In November 2011, the Australian Federal Parliament passed its much awaited (and debated) Clean Energy legislation establishing a carbon pricing mechanism, which launched this week on 1 July 2012. The scheme will effectively operate as a carbon tax for the first three years, before transitioning to a cap and trade scheme similar to New Zealand's ETS.
The new carbon pricing mechanism captures emissions in the stationary energy, industrial processing, resources and waste sectors. A sliding fixed carbon price of AUD$23 per tonne of emissions will apply for the first year, increasing to $24.15 in the second year, and moving to $25.40 in the third year. From 1 July 2015, the scheme will move to a flexible price within a trading scheme.
Some key differences from New Zealand's scheme are:
- Australia's scheme covers 4 of the 6 greenhouse gases recognised under the Kyoto Protocol (however, hydroflurorcarbons and sulphur hexafluoride will be alternatively covered via changes to existing import and manufacturing levies).
- Agriculture and forestry sectors are excluded, but are dealt with in the Government's Carbon Farming Initiative.
- Most liquid fossil fuels are excluded (however, they are subject to an alternate type of carbon tax via existing fuel tax credits and fuel excise/customs duties from 1 July 2012).
- An opt-in option for liquid fossil fuels is to be established by 1 July 2013.

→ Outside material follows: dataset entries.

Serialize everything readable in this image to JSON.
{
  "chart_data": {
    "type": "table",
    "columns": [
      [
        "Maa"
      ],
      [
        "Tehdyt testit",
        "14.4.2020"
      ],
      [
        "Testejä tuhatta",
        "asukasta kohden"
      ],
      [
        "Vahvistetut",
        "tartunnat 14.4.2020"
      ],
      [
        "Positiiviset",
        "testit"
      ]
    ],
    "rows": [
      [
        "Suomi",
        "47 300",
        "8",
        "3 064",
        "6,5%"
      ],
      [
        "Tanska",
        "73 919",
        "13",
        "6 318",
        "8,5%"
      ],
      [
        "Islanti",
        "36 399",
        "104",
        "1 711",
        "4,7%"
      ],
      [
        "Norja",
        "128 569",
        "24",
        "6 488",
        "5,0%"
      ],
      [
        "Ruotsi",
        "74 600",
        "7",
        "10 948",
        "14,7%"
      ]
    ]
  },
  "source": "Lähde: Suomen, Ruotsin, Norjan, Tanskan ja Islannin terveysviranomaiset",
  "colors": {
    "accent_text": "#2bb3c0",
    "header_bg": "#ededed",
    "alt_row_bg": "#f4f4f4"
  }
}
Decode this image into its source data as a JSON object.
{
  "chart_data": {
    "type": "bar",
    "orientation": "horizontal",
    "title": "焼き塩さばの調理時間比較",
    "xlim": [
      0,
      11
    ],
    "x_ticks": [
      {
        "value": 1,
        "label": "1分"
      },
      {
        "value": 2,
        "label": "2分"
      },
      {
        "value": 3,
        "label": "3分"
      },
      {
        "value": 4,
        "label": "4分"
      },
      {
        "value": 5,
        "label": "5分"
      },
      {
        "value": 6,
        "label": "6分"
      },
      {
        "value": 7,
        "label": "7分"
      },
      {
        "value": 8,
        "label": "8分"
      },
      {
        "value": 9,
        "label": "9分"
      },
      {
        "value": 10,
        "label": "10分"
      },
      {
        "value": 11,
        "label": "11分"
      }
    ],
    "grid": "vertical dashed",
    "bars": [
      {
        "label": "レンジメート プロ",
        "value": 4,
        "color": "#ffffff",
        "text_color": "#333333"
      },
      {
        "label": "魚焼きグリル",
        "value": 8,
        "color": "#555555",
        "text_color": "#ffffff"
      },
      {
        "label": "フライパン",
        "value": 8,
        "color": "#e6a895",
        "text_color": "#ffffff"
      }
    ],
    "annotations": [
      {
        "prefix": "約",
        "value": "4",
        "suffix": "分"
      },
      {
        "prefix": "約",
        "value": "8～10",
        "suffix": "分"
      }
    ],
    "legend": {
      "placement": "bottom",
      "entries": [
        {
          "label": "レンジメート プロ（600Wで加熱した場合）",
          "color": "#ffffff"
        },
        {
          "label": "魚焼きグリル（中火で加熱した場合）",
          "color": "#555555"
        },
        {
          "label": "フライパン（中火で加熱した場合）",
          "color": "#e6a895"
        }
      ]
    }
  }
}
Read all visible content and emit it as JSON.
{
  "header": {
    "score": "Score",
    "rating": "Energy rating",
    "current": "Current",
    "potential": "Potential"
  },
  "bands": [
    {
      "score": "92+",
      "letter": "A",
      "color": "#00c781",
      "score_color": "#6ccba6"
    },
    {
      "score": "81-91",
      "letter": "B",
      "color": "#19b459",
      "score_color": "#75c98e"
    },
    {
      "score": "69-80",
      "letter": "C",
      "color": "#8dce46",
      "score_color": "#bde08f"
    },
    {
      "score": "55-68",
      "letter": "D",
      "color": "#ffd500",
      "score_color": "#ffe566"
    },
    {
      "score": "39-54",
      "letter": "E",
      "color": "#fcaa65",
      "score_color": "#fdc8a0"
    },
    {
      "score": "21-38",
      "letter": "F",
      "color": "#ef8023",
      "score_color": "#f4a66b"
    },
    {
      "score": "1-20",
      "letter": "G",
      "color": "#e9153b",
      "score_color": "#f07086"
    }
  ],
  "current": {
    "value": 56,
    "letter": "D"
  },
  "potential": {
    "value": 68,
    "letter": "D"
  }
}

Assistance will be given to internationally trade-exposed businesses, with free allocation of carbon units (similar to New Zealand). The assistance to be given to coal-fired electricity generators is estimated at $5.5 billion in the first five years. At the same time, the Government is hoping to see the closure of approximately 2,000MW of the most emissions-intensive coal-fired electricity generation by 2020.
A new Clean Energy Regulator has been established to administer the carbon pricing mechanism, the National Greenhouse and Energy Reporting scheme, the Renewable Energy Target and the Carbon Farming Initiative.
A new independent Climate Change Authority has also been established to advise on annual scheme emissions caps five years in advance of the stated year and to make recommendations for Australia's long-term emissions reductions goals. It will also be responsible for carrying out the first review of the carbon pricing mechanism and Carbon Farming Initiative, both to be completed by December 2016.
In addition, the Australian Competition and Consumer Commission (ACCC) has been allocated an additional AUD$12.8 million over the next four years to police any alleged price gouging as a result of the new carbon pricing.
The Federal Opposition party (led by Tony Abbott) is strongly opposed to the carbon pricing scheme and has vowed to repeal the entire scheme if it comes into power at the next election (likely to be in November 2013). To do this, however, it would need to win control of both the House of Representatives and the Senate, currently considered a long shot at best. If this were to eventuate, it could significantly change the climate change landscape both in Australia and New Zealand in 2014/2015.